I recently watched a beautiful homebirth video from a woman in my prenatal exercise class and I was not jealous like I thought I would be. Hazel’s birth was just as beautiful, but in a very different way. My neighbor Amy reminded me about perspective. Hazel’s early arrival gave us four less weeks of worry about her arrival. We didn’t have four weeks to argue about where to put the birthing tub and if it was going to be warm enough with the woodstove during labor. There were four weeks less of my itchy rash and hemorrhoids! And most importantly, four more weeks to get to know Hazel Moon.
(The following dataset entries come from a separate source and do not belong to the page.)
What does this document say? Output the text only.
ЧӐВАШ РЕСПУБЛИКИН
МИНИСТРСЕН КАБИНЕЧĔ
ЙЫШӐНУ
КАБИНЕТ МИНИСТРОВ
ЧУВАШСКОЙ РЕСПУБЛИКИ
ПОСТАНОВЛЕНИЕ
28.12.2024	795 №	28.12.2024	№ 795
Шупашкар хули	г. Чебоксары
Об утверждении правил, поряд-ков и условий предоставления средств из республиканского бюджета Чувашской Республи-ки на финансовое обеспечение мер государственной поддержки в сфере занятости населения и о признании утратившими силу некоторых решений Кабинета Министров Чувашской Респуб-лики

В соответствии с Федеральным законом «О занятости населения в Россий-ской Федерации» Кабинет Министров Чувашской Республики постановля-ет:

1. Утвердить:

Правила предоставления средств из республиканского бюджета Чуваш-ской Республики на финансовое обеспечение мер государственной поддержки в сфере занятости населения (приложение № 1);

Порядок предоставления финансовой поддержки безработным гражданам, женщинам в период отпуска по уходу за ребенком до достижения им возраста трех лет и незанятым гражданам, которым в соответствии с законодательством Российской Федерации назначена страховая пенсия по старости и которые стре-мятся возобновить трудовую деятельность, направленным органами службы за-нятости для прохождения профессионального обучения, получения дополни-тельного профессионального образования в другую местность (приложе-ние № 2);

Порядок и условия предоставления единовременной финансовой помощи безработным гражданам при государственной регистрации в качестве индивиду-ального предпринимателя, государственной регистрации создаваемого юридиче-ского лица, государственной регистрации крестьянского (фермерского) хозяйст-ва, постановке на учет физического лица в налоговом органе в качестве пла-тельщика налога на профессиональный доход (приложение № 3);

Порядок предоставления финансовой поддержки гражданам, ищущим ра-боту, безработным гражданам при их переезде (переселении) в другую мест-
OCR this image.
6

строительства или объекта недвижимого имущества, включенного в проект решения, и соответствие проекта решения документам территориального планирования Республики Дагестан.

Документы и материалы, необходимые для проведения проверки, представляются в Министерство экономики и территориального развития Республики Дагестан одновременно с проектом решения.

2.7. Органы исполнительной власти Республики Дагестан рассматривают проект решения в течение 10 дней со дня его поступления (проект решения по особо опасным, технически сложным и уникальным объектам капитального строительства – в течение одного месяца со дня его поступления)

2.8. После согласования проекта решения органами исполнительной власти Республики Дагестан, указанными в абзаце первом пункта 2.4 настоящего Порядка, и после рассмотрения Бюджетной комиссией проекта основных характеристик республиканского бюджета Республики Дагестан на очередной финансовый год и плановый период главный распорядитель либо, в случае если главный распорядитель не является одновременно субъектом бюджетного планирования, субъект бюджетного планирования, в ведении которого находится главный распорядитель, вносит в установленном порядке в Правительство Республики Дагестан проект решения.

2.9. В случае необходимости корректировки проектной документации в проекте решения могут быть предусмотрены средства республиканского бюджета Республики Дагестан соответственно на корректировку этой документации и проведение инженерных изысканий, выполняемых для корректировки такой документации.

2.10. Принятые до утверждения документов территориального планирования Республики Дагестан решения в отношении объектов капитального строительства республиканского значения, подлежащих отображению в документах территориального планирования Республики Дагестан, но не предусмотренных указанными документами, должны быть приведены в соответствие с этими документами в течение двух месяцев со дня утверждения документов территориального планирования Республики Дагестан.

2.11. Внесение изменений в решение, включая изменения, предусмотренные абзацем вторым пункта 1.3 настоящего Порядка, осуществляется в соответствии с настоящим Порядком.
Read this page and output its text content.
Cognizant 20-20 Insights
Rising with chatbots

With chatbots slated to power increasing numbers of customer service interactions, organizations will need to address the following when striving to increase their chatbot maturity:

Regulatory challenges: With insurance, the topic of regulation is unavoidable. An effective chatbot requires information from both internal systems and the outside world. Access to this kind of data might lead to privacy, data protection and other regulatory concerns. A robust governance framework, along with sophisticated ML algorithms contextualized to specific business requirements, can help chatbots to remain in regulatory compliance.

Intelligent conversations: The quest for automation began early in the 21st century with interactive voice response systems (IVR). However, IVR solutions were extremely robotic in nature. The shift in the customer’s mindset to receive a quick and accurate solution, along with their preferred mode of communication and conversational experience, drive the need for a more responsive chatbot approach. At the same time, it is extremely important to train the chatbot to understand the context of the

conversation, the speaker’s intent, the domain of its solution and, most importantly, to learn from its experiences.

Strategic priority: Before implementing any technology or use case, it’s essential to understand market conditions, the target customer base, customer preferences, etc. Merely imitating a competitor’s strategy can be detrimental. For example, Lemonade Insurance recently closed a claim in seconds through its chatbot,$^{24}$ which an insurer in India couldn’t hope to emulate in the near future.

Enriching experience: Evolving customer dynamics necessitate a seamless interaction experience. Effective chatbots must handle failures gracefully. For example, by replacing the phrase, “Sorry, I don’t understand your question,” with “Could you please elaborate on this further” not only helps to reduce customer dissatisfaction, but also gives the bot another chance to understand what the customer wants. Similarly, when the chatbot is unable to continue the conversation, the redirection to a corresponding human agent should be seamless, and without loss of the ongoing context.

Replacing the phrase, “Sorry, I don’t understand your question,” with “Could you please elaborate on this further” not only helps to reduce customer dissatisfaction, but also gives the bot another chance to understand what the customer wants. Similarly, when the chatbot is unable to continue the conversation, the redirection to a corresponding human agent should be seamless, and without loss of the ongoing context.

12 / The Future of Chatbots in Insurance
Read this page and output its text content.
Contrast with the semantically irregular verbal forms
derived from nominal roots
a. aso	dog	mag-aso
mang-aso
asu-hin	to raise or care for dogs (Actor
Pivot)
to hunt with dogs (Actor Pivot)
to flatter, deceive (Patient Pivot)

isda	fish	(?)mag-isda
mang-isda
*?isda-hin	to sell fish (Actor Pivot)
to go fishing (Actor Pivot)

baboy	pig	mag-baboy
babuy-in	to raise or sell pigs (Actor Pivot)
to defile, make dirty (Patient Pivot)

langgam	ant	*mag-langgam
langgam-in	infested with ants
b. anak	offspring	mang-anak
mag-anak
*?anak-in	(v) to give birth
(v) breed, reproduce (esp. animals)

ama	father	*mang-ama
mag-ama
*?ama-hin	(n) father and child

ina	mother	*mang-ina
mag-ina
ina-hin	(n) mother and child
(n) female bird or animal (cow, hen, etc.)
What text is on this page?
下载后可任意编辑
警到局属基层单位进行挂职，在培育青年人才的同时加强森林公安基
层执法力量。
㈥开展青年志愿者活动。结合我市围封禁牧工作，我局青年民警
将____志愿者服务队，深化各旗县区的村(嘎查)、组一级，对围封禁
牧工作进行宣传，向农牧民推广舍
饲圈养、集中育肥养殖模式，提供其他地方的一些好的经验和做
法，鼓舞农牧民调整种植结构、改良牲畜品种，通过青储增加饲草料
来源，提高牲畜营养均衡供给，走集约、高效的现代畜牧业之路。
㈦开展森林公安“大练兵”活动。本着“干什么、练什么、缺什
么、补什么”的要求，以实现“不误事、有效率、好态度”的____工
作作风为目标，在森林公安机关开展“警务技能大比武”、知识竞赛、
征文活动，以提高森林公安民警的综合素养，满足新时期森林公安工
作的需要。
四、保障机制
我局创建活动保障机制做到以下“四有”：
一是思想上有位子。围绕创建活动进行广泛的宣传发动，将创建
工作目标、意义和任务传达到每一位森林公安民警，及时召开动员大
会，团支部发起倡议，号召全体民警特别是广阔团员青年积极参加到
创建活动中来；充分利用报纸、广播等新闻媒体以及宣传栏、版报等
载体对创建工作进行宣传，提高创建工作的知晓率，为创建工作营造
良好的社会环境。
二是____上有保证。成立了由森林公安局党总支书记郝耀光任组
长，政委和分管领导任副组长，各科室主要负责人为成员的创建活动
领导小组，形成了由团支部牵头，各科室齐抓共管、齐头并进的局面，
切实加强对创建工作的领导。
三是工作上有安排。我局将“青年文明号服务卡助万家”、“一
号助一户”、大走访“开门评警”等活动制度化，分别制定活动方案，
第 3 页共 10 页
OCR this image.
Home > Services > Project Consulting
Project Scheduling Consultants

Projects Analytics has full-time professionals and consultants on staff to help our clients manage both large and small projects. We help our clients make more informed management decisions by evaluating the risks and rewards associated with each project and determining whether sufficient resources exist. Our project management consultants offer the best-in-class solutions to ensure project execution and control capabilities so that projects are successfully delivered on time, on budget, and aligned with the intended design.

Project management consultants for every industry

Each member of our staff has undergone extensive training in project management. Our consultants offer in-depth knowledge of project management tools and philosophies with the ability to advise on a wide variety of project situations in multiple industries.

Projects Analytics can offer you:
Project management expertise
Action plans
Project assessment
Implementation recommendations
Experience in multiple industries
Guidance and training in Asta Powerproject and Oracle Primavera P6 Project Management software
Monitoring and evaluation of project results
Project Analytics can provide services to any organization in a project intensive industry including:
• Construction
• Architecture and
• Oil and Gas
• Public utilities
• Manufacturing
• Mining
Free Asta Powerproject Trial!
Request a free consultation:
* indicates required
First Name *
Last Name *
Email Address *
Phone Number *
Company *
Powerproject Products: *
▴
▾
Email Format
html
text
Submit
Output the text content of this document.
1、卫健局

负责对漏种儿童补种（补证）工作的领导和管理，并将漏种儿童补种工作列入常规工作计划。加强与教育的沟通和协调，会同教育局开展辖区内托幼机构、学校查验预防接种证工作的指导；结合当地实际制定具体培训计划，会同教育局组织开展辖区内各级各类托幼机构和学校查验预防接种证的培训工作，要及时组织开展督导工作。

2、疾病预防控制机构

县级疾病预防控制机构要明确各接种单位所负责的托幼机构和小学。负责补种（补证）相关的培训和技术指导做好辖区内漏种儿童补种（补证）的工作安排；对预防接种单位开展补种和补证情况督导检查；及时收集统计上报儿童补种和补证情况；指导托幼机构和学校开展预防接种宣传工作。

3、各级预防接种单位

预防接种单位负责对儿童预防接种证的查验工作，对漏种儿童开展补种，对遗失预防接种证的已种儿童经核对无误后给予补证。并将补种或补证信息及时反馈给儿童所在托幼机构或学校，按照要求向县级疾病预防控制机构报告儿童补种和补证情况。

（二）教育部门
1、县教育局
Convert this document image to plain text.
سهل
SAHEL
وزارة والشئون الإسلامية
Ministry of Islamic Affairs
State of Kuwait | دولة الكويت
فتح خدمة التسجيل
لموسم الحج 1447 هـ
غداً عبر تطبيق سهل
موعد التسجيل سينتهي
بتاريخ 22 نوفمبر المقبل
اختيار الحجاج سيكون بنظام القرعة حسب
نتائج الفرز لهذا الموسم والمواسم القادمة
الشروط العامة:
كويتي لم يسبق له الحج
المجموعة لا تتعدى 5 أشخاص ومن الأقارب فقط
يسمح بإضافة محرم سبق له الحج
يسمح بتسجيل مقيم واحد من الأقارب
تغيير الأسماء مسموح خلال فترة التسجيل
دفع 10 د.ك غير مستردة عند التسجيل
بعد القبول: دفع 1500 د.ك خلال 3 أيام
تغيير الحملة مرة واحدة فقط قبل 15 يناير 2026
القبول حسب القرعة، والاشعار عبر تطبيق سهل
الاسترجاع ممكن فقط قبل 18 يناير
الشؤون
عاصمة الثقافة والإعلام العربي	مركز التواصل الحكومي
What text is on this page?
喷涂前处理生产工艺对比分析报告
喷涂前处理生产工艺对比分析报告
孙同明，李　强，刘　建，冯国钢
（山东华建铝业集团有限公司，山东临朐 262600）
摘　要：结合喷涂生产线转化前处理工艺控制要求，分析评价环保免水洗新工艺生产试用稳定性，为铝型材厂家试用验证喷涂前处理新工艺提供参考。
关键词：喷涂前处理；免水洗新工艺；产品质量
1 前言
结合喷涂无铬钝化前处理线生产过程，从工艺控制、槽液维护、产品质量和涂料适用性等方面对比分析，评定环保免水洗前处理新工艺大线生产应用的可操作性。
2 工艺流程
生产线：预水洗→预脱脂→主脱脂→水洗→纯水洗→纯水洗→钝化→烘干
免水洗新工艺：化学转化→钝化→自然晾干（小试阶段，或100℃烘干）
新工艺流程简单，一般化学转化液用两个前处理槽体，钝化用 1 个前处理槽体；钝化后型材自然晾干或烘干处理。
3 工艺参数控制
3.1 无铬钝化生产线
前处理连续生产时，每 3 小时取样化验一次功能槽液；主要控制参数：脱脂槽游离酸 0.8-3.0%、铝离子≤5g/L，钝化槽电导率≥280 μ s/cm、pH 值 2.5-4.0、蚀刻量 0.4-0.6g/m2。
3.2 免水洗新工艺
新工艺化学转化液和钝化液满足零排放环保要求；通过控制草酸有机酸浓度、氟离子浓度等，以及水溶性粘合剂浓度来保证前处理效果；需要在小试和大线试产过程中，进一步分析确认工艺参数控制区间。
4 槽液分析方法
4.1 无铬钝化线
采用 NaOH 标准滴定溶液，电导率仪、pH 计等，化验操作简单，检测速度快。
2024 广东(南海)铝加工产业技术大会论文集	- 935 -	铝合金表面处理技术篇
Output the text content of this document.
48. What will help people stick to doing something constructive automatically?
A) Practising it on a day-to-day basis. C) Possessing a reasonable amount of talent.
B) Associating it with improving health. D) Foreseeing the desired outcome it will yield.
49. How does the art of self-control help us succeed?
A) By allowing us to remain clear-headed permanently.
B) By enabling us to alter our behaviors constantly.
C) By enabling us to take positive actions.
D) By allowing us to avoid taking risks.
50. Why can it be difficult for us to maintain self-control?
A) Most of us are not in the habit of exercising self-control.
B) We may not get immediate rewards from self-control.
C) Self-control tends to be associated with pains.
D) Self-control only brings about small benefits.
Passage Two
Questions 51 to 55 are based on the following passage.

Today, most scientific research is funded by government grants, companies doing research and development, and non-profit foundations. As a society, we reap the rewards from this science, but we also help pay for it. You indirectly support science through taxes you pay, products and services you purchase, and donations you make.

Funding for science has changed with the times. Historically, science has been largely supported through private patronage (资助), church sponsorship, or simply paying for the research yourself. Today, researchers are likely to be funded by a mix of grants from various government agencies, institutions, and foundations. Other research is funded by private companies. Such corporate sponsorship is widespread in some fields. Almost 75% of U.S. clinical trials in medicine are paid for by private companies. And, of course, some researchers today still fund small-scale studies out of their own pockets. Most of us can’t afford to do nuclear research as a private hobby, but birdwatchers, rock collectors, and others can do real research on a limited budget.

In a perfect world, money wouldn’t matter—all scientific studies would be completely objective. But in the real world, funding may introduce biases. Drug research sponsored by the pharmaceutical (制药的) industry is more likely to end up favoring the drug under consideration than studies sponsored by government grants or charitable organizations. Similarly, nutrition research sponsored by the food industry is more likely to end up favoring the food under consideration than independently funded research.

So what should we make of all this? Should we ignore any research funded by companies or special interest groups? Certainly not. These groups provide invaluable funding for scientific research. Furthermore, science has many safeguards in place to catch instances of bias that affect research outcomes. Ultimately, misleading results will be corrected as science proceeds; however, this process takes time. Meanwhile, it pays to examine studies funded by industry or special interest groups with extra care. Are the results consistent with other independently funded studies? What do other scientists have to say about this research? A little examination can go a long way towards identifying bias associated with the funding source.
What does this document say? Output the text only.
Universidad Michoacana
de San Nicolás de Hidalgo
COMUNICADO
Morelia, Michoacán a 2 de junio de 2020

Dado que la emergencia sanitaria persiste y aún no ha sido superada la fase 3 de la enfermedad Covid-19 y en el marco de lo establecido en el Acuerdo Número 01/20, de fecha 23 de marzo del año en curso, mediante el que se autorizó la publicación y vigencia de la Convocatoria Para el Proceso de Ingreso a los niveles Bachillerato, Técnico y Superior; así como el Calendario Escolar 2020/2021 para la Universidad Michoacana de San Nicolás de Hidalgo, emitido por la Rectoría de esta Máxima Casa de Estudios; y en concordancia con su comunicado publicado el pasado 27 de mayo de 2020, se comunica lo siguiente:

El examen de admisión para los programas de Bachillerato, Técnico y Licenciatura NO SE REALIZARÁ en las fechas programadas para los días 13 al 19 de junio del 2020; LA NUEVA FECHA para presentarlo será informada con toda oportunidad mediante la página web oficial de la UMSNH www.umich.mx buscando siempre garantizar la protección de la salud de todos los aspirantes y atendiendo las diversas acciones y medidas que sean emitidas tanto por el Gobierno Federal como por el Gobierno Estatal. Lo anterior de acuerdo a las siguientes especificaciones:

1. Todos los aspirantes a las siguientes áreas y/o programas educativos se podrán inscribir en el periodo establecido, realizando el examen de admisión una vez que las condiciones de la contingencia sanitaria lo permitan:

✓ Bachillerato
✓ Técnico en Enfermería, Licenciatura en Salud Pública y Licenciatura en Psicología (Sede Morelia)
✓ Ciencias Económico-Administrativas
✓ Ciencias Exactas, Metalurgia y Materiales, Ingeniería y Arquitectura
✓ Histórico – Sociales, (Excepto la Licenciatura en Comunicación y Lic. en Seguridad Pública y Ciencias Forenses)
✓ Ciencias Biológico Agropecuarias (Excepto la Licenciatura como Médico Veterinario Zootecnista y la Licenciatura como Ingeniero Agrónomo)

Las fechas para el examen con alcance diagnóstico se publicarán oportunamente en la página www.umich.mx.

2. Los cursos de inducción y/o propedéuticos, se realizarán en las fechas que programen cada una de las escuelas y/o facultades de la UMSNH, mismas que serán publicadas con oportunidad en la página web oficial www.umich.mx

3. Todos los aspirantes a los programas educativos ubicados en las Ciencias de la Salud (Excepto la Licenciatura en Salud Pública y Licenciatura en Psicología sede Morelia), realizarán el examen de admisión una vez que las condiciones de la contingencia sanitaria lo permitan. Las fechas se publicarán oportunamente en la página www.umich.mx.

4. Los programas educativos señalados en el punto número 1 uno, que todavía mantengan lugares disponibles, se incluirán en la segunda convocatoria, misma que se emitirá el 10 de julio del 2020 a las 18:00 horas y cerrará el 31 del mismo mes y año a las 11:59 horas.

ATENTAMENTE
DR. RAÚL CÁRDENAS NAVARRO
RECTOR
The next time a woman tells me that her child’s birth was Cesarean, I’ll say “Congratulations!” instead of “Awwww,” like I used to say. Birth is birth. The product is life. Hazel’s birth took endurance, strength, and love. It made me appreciate my community, my partner, and life. I hope other women and families who have experienced this will have the support to make peace with their unexpected Cesareans, too.